Pour la Namibie en particulier, je pense que notre réaction rapide à la fermeture de nos ports d'entrée aux voyageurs internationaux nous a permis de contenir la transmission de la COVID-19. Ceci, associé à nos mesures d'atténuation agressives en matière de surveillance de la maladie, de recherche des contacts et de quarantaine/isolement, est ce qui nous a permis de freiner la propagation de la maladie.
La Namibie serait également le deuxième pays le moins peuplé du monde en superficie (environ 3 personnes par kilomètre carré), un fait qui joue certainement en notre faveur compte tenu du mode de transmission de ce virus.

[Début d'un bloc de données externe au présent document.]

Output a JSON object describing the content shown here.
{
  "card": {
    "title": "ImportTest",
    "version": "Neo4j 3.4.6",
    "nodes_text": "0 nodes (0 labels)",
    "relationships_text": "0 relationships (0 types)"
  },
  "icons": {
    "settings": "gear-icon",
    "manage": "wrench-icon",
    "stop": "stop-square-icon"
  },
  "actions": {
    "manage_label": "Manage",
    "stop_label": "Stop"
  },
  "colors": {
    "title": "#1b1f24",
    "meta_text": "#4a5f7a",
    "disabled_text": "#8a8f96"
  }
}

Comment vaincre la COVID-19 ?
À mon avis, le moyen de gagner cette guerre est la collaboration multisectorielle. Tout le monde doit être sur le pont. Il est crucial que les experts de tous les secteurs s'impliquent dans la recherche de solutions spécifiques à leur pays. Chaque pays se trouve à un stade différent de la pandémie de COVID-19, de sorte que les solutions du pays A ne s'appliquent pas nécessairement au pays B. Ce qui est important à mon avis, c'est que les gouvernements fournissent des plateformes à leurs experts pour qu'ils puissent délibérer sur les solutions possibles aux problèmes. En outre, il est primordial que les pays impliquent également les autorités internationales comme l'OMS, les CDC et le CDC Afrique dans le processus de délibération. La Namibie a obtenu de très bons résultats en matière de collaboration multisectorielle.
Quel est votre message aux habitants de votre pays, et à vos concitoyens africains en général, en cette période de COVID-19 ?
Bien que nous vivions une époque très incertaine, n'oublions pas notre humanité. Ne stigmatisons pas ceux qui ont la COVID-19, ou ne les considérons pas comme des ennemis. Nous nous en sortirons si nous nous unissons et nous soutenons les uns les autres.